Somos leyenda. Aunque se agotan los recursos hemos encontrado técnicas y almacenes perdidos donde recuperar fuerzas. No fue fácil y muchos cayeron y quedaron en el camino. Muchos habían pretendido refugiarse en las técnicas de meditación, en los yogas y las reglas de autoayuda. La industria de la atención invadió rápidamente sus salas de relax y las convirtió en mercancía. Después acabó con las sectas de la ironía: lacanianos, zelotes seguidores de Zizek y Agamben, adoradores de la palabra sesgada, radicales adictos a las salmodias de la posmodernidad. Sus medicinas no sirvieron para resistir las efectivas técnicas de expropiación de la atención. Por último cayeron los culturetas y críticos distinguidos. Los encontraron leyendo a Melville, escribiendo metanarrativas y encandilados con las series de televisión alternativas. No fueron problema. No nombraremos aquí las armas secretas de la resistencia.
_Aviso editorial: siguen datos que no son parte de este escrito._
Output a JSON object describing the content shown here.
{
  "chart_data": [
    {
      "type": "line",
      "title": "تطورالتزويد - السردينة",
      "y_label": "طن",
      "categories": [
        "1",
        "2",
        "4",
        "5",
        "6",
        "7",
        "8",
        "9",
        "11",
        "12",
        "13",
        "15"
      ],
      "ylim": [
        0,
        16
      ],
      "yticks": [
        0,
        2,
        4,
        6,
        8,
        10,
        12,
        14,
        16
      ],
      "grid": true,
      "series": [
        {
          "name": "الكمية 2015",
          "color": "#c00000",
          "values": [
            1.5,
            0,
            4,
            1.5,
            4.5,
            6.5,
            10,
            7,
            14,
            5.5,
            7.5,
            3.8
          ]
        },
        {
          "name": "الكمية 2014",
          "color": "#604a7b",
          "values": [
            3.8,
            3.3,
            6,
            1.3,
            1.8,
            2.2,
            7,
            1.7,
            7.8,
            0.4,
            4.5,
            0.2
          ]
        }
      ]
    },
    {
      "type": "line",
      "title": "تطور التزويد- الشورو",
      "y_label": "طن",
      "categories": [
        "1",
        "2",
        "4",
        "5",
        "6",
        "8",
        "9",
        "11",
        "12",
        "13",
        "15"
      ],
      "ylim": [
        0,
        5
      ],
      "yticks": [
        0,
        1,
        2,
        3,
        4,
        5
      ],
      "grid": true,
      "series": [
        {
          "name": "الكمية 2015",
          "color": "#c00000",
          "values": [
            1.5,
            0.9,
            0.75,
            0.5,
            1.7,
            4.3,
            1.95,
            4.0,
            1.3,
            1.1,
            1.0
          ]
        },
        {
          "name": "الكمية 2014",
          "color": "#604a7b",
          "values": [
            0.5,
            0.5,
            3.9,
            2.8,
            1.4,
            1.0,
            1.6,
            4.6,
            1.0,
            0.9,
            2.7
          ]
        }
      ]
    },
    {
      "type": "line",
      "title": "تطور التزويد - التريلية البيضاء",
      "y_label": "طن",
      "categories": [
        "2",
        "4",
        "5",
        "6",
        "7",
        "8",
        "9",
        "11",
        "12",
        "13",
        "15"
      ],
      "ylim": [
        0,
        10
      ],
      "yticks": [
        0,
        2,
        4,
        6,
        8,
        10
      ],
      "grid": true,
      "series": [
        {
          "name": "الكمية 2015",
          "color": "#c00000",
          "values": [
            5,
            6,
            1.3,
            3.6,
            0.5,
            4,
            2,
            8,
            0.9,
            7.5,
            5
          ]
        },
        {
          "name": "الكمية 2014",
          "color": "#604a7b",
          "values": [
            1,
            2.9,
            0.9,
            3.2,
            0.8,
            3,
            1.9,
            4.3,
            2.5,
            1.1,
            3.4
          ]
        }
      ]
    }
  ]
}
No somos ingenuos y no mostraremos los artilugios de nuestro survival kit. Solo diremos que están a la vista, demasiado a la vista, por eso pasan desapercibidas. También los lugares de refugio. Nada está oculto pero a las máquinas de expropiación de la atención les es difícil encontrarlos. Cuando lo hacen se muestran confundidas. No contaremos tampoco nuestras técnicas de supervivencia. Baste decir que nos han permitido mimetizarnos entre los zombis y no ser colonizados. Sabemos cuál es el origen y cómo actúa el virus. Sabemos defendernos. Aún no conocemos la vacuna.